Sonically, the album heavily leans on the ambient genre as a source of inspiration. In songs like “Above the Sound,” soft drums pitter and patter as delicate chimes dance through the air, never staying in focus for longer than a short glimpse at a time. Pairing these arrangements with a steady, low-riding bass line, the track seems to pull the listener upward until its own low-key melody lies at their feet, insulating them from the world beneath. The mood is completed by bassist-vocalist James McNew’s soft-spoken yet firm vocals, appearing fleetingly yet with immediate presence among the subdued instrumentation. 

Other songs like “Ashes” work with elements of meditative ambience but in a slightly more direct manner. Here, sliding guitar chords swing along the instrumental, streaking in across the listener’s face before panning off into the distance once more. Accompanying these strikes of sound is a plodding synth beat and delicate bass line — never venturing too far into the foreground, yet remaining omnipresent as it chugs along to the movement of the song. Guitarist-singer Ira Kaplan rounds out the track with crooning vocals delivered in soft balance, remarking that “ashes blow away,” as the instrumentation continues to drift along.

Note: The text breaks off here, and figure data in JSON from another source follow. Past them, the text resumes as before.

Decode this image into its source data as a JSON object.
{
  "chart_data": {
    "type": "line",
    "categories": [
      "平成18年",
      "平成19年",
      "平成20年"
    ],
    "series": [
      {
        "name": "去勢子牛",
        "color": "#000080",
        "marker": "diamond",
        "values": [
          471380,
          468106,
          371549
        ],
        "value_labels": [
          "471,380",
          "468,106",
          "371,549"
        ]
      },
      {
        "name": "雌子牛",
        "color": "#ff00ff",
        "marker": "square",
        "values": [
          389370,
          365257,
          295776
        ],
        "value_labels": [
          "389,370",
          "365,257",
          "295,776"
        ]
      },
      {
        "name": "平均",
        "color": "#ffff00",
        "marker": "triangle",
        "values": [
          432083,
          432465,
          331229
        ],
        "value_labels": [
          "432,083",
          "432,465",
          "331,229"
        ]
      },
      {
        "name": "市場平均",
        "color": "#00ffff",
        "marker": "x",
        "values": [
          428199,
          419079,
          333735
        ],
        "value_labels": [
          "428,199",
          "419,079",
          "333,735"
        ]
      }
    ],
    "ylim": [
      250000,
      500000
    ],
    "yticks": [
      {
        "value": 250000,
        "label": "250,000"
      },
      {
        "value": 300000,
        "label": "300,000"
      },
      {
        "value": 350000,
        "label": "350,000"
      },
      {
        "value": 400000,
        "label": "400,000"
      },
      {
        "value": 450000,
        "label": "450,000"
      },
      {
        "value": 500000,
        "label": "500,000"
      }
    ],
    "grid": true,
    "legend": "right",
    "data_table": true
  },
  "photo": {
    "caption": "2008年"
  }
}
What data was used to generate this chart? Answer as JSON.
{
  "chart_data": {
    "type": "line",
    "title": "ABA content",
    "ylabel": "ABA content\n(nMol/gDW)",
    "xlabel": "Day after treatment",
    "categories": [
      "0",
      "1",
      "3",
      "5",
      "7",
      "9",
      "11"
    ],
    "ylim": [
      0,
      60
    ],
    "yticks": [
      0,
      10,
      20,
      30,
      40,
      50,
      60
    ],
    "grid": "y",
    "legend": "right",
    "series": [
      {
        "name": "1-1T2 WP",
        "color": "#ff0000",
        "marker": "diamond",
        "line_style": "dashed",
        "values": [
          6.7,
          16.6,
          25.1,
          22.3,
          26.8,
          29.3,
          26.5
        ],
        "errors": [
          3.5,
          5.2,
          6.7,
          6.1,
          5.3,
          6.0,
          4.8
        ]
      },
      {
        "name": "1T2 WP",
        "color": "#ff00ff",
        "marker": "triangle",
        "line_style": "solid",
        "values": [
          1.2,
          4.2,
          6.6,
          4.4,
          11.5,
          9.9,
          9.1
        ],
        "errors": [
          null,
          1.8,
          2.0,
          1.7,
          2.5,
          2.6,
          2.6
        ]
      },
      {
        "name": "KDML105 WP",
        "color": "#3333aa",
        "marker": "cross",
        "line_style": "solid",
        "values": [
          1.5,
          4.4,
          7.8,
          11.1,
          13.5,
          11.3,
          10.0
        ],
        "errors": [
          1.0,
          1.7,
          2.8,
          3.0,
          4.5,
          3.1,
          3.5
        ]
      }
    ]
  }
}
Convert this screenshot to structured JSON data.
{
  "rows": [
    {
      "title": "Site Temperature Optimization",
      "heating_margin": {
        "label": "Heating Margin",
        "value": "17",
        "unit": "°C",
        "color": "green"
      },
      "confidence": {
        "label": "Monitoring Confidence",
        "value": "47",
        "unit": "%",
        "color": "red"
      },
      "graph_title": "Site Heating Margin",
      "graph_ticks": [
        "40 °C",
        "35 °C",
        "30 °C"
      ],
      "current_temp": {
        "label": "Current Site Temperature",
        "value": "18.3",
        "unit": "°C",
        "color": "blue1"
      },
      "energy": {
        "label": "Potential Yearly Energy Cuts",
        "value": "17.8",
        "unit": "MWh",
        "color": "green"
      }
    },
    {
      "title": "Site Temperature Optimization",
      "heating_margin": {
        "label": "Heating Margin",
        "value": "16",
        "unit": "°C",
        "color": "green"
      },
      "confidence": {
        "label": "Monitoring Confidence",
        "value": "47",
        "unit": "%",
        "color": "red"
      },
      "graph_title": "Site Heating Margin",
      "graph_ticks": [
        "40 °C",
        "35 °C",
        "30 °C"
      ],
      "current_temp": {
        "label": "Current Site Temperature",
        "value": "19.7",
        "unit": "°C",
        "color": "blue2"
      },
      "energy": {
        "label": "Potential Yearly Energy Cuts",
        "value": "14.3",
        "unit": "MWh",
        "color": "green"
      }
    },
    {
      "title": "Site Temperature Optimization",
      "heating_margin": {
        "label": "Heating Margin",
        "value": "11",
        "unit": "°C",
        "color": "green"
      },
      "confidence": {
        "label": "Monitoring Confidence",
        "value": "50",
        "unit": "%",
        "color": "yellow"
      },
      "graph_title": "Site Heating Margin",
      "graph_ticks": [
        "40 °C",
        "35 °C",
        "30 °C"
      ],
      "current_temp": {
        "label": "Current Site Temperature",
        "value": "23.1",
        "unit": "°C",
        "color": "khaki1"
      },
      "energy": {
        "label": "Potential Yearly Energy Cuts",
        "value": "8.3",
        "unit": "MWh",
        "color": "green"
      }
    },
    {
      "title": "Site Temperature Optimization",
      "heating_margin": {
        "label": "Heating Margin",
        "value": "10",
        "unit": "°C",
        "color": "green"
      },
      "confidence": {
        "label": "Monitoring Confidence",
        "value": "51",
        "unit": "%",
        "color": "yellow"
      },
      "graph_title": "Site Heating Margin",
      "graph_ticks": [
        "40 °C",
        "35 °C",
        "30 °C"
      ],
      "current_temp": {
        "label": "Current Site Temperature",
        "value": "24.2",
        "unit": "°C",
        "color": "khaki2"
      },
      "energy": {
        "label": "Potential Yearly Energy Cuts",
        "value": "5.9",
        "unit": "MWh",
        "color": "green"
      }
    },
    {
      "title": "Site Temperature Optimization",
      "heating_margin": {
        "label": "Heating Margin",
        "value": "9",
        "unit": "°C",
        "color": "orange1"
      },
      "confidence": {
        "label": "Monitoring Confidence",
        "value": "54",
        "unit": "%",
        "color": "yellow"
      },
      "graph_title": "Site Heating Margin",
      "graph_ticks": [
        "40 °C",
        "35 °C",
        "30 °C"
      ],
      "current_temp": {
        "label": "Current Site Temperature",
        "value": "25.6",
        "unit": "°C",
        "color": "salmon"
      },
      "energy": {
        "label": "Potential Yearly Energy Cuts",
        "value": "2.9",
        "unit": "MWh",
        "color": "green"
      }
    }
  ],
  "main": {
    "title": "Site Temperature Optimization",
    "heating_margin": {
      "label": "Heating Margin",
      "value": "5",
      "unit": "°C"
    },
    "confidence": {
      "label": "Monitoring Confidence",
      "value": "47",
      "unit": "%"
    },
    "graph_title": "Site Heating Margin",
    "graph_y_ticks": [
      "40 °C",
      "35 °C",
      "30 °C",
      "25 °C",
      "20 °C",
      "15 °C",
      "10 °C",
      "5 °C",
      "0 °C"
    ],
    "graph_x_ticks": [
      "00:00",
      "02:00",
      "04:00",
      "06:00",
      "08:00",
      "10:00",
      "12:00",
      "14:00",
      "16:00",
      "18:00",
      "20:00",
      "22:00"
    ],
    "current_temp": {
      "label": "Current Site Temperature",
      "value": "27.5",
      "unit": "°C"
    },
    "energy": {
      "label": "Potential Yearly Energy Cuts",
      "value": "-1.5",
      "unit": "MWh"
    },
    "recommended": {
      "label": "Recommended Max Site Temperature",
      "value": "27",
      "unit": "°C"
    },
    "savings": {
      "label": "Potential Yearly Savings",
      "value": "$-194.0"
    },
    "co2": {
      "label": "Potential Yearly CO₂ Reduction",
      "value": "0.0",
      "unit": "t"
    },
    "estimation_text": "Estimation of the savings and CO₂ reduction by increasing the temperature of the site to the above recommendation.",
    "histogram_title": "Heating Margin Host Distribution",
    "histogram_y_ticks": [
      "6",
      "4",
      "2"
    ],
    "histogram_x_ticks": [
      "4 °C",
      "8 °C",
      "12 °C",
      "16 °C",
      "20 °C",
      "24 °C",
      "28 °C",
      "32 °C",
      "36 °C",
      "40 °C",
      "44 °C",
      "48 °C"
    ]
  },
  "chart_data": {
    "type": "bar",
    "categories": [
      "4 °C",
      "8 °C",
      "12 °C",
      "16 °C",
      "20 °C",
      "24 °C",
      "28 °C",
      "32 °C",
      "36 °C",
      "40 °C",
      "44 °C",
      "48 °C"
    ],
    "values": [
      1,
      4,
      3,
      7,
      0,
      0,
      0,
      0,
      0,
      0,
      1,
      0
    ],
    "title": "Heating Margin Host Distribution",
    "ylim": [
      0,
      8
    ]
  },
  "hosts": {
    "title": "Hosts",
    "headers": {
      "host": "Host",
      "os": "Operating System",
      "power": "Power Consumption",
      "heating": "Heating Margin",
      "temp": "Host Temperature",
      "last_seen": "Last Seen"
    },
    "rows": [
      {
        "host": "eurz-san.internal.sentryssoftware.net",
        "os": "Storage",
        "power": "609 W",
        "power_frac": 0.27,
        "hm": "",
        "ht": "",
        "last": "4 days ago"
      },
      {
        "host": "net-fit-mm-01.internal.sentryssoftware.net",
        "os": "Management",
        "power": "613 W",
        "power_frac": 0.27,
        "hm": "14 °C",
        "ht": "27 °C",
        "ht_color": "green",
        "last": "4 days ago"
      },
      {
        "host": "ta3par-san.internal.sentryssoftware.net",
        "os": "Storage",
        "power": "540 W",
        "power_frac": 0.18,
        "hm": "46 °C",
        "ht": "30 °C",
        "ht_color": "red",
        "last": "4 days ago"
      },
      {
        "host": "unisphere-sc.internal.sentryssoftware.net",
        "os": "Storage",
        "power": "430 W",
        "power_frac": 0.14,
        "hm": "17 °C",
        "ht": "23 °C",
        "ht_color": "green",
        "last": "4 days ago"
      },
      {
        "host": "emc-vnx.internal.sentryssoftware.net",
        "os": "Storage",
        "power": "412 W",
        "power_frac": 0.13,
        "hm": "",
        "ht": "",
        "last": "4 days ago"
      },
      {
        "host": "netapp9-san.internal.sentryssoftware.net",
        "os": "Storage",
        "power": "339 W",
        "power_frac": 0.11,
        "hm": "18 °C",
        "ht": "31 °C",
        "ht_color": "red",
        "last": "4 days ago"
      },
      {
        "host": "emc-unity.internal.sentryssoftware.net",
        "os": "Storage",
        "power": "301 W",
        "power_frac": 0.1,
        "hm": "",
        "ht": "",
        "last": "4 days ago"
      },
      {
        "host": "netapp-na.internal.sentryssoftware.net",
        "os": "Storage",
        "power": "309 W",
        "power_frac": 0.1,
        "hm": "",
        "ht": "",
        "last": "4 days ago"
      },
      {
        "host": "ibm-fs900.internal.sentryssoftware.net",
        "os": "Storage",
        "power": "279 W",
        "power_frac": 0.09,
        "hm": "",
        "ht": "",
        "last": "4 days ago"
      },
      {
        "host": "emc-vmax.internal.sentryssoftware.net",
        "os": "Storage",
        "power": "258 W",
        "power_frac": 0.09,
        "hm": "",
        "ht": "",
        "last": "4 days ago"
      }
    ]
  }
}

The song gives the listener an immediate feeling of calm, matching the push and pull of their own breaths to the streaking motion of its guitar chords.

Meditation music is truly the best way to describe the feelings evoked from “There’s a Riot Goin’ On.” Long, subtle drones and vast stretches of low key instrumentation allow the listener plenty of room to simply slip away from the world around them, as they float along in thought, subtly directed by the speech of McNew and Kaplan. “There’s a Riot Goin’ On” certainly doesn’t mirror the aggressive and vengeful approach that many of Yo La Tengo’s indie-rock contemporaries have taken in response to the movements and tragedies of the world today. But it is certainly welcome, if only as a place for weary souls to rest.